En tant que promoteur de “l’école forcée” du colon, il a été combattu, mais il contribua à jeter les bases d’un destin commun entre le Sénégal et la Casamance au moment où se posaient les débats sur l'avenir des configurations territoriales issues du dispositif colonial.

Je suis enseignant-chercheur en histoire moderne et contemporaine spécialiste des questions mémorielles (Sénégal-Gambie-Guinée-Bissau) et sur l'évolution des institutions traditionnelles africaines. Dans cet article, j'explique comment le choix porté sur Bassirou Diomaye Faye entre en droite ligne des pratiques du grand-père de Sonko, chef de canton pendant la période coloniale.

Mise en contact de deux “mondes”

A l’image du processus de colonisation, la carte de l’école coloniale est marquée par une sorte d’inégalité entre les zones scolarisées. Ces disparités sont souvent révélatrices, comme en Casamance, du rôle joué par différents acteurs locaux. Et parmi ces promoteurs de l'école coloniale, on retrouve Arfang Bassire Sonko, chef d’un des cantons (subdivisions coloniales) dans la région sud du Sénégal qui n’hésita pas à chicoter pour contraindre ses administrés à envoyer leurs enfants à l’école.

D’ailleurs, rares étaient les Casamançais autochtones qui acceptèrent cette collaboration avec le pouvoir colonial dans le développement de l’école qui apparaissait comme un instrument de la domination. Pour relever le défi de l'école, il fallait compter sur le cousin Séreer casamancisé, c'est-à-dire, à qui l'on donne un patronyme local.

Ce phénomène de casamancisation des patronymes pour permettre à des migrants de devenir autochtones coïncidait avec l’installation des Africains “allochtones” en Casamance et l’apparition de chefs allogènes qui exerçaient des fonctions administratives que les populations locales réfractaires à la présence coloniale ne voulaient pas occuper.
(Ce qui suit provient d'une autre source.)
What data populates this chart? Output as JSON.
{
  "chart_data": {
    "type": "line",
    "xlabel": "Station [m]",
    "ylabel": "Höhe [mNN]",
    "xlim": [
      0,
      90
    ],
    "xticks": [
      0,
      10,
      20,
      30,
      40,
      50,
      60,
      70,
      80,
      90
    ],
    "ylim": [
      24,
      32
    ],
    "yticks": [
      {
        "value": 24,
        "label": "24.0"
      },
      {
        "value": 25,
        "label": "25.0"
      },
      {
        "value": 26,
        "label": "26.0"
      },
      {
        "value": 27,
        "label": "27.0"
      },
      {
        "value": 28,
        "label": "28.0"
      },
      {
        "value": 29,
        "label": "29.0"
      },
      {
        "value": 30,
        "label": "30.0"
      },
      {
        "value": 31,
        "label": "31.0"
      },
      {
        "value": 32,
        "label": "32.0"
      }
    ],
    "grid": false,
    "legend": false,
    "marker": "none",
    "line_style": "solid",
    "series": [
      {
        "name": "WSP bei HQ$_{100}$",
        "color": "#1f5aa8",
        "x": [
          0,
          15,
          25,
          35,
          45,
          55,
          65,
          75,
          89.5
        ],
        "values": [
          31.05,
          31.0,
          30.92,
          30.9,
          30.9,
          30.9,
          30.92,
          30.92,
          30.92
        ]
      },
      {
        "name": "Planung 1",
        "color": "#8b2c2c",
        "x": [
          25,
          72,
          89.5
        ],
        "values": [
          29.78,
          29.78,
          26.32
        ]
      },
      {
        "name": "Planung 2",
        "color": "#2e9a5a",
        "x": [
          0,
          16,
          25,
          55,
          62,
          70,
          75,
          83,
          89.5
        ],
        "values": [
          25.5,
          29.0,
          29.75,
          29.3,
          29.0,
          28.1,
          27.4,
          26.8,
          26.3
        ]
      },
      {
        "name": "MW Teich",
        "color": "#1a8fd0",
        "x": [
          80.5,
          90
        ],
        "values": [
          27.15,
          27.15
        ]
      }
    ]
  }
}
Contre vents et marées, le grand-père Sonko avait ainsi très tôt participé à jeter les bases de l’unité des Sénégalais.

Faiseur de roi Sereer

Sereers et Diolas plaisantent sur qui est “chef” et qui est “serviteur ou esclave” de l’autre. Pour autant, on retrouve dans les traditions diolas un pacte de dette de sang qui fait qu’il est interdit par exemple de verser le sang d’un Séreer. Cette alliance joue beaucoup en Casamance où les deux groupes partagent certains patronymes.

Le patronyme Senghor du poète président (Léolpold Sédar Senghor), promoteur du cousinage à plaisanterie, aurait plus d’ancrage casamanço-bissau-guinéen. Cela avait-il joué dans la carrière de l’homme politique en Casamance ? Rien n’interdit de le croire.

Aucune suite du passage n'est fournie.